Coloring Outside the Box

It's time for another "favorite granddaughter" story (especially since after February I won’t have a "favorite granddaughter" anymore—I’ll have two of them—Ella’s going to have a sister!). Four-year-old Ella loves to color. So of course Papa and Grammy buy her a new coloring book every now and then. But the problem, if I might be quite candid about my granddaughter, is she hasn’t learned yet to confine her gloriously wild crayon colors to inside the lines. No kidding—she’s forever coloring outside the box. What’s up with that! Everybody knows you’re supposed to color inside not outside the box.

And yet it suddenly dawned on me this week that Jesus was no inside-the-box "colorer" either. Certainly not when it came to His prayer life. For years I’ve assumed that Mark 1:35 pretty much summarized His prayer routine: "Very early in the morning, while it was still dark, Jesus got up, left the house and went to a solitary place, where he prayed." He was an early morning Man. And yes, there are those other references to His praying in the night, sometimes all night in fact. But nighttime, early morning time—that was it, right?

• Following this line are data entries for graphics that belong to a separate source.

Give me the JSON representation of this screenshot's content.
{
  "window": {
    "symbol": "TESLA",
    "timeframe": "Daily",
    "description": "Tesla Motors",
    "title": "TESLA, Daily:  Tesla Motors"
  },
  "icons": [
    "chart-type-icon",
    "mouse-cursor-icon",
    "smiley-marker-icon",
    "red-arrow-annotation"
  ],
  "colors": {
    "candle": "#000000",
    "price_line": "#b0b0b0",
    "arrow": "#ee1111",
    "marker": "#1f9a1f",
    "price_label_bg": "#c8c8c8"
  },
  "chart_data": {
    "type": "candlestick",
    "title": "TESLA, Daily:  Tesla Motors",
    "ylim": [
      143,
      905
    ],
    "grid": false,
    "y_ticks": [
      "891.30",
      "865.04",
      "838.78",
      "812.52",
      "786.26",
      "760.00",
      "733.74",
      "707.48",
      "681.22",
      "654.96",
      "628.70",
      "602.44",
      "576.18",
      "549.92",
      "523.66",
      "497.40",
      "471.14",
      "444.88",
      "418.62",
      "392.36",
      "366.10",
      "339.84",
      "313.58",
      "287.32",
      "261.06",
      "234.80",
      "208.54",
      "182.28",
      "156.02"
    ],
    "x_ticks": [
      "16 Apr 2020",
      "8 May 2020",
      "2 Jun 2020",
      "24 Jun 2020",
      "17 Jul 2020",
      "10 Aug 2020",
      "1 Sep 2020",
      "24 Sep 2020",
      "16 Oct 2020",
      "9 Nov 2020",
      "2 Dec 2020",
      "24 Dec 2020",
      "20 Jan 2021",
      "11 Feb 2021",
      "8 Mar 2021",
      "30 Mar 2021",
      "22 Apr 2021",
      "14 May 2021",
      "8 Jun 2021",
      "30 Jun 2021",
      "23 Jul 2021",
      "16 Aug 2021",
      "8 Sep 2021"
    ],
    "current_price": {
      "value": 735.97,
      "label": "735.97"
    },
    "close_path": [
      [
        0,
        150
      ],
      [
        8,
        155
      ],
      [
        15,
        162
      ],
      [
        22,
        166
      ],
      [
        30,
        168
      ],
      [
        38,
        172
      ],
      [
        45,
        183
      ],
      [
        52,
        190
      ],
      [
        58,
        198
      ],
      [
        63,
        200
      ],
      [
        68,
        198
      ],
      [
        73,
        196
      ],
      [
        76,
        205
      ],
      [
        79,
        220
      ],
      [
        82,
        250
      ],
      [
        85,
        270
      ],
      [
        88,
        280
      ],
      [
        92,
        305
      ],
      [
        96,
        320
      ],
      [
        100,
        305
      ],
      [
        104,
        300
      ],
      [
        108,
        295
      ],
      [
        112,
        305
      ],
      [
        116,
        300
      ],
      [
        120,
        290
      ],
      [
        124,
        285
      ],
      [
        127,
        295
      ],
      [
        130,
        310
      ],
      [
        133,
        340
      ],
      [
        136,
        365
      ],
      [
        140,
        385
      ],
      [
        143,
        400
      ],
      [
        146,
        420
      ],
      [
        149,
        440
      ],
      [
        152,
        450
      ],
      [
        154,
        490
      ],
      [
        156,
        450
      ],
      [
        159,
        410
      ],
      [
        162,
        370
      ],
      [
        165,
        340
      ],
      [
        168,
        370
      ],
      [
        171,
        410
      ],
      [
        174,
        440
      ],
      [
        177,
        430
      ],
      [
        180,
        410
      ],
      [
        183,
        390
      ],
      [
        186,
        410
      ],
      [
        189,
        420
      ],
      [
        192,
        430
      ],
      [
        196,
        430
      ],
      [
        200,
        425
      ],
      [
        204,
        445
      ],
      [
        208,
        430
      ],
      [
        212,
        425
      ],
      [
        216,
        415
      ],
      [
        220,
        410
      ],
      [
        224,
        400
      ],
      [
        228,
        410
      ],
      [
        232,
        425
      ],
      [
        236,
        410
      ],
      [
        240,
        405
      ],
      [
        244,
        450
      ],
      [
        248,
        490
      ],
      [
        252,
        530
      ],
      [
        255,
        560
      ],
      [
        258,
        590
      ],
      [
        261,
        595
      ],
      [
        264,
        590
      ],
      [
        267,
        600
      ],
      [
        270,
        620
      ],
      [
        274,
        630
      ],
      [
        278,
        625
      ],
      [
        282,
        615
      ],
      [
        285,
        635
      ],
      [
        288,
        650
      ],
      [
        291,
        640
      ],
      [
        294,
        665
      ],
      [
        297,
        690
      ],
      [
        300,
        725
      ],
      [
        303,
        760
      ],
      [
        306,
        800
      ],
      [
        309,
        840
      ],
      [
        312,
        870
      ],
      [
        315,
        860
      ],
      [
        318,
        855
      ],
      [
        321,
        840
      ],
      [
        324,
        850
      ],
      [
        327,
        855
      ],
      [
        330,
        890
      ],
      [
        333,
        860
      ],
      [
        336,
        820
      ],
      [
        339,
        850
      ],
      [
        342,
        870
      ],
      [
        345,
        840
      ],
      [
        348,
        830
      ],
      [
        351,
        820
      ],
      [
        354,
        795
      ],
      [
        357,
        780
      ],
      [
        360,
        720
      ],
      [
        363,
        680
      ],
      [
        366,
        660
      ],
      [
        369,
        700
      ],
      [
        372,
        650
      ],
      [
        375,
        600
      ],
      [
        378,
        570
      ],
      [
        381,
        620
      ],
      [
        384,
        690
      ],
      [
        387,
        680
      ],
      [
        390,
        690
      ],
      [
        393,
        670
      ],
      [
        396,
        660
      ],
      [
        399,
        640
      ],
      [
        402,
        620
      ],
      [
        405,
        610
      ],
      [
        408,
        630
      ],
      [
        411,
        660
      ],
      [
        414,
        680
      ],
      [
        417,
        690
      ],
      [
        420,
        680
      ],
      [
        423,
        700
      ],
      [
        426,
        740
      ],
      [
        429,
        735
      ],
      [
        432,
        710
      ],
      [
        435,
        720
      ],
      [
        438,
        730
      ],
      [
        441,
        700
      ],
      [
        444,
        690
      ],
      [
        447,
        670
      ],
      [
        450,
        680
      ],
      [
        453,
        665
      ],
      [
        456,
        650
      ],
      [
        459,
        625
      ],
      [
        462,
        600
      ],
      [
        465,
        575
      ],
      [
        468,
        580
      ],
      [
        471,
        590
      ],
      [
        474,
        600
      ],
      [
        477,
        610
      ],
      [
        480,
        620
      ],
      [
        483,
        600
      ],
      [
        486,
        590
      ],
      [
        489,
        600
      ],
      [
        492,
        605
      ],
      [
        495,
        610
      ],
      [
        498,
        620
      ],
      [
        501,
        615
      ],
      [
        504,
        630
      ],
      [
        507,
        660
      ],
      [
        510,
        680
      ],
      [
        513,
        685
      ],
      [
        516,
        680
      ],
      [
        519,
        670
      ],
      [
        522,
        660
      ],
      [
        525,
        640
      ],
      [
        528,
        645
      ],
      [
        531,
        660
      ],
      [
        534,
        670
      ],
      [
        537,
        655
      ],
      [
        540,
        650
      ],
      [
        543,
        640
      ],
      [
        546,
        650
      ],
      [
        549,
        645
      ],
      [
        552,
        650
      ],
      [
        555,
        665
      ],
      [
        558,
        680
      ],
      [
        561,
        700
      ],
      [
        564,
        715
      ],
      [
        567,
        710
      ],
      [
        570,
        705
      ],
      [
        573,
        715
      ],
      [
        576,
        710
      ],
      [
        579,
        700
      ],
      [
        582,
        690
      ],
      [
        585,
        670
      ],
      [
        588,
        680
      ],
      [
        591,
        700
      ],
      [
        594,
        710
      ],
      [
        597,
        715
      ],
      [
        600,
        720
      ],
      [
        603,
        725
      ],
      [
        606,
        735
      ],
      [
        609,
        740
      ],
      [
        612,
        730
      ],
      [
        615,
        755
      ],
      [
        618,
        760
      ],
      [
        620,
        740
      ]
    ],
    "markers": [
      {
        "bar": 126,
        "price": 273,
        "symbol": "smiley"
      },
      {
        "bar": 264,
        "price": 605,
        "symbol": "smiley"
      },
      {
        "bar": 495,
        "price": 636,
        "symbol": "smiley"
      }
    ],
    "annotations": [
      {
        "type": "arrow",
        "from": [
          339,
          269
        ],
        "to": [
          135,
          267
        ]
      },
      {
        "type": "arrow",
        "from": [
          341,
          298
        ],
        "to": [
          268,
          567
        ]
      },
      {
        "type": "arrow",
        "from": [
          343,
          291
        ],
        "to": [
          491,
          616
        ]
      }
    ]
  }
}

Wrong. Take the afternoon He fed 15,000+ people with that unselfish little boy’s lunch of 5 loaves and two fish. Once dinner had been served and His disciples had collected and redistributed all the left over bread and fish, "after saying farewell to them, He went up on the mountain to pray" (Mark 6:46 NRSV). There He is, coloring outside His usual routine box of prayer, choosing to leave the crowd to spend some late afternoon or early evening time alone with His Father.

Which, of course, isn’t that momentous a headline to be sure. But that’s the point. It wasn’t a headline at all. It was the One we call Lord and Savior pushing away from the rest in order to make time for being alone with God. Outside the box of His prayer routine.

But isn’t that what prayer is supposed to be for you and me, too? Pushing away from the crowd, stepping out of the room, leaving friends or family, anytime you wish, anytime you sense the need—making time to be alone with God, alone with Jesus, alone with the Holy Spirit. Now we know it’s OK to color outside the box of routine prayer when you want to be alone with Him.

Because what’s so routine about time alone with the One who keeps your picture on His refrigerator, so crazy is He about you? No kidding—"See what great love the Father has lavished on us, that we should be called the children of God" (1 John 3:1 NIV). Love lavished on us—what’s not to love about that!

So the next time you sense His prompting, that quiet invitation to come be alone with Him to talk, do something really radical—color outside the box—and grab an unscheduled moment to sit alone with Him. One on one. That’s how life becomes a romance (as Oswald Chambers describes it) with the Dashing Young God of this universe. Alone. Outside the box. Just you and Him. Listening to each other.

"When every other voice is hushed, and in quietness we wait before Him, the silence of the soul makes more distinct the voice of God [who] bids us, 'Be still, and know that I am God.’ Psalm 46:10" (Desire of Ages 363).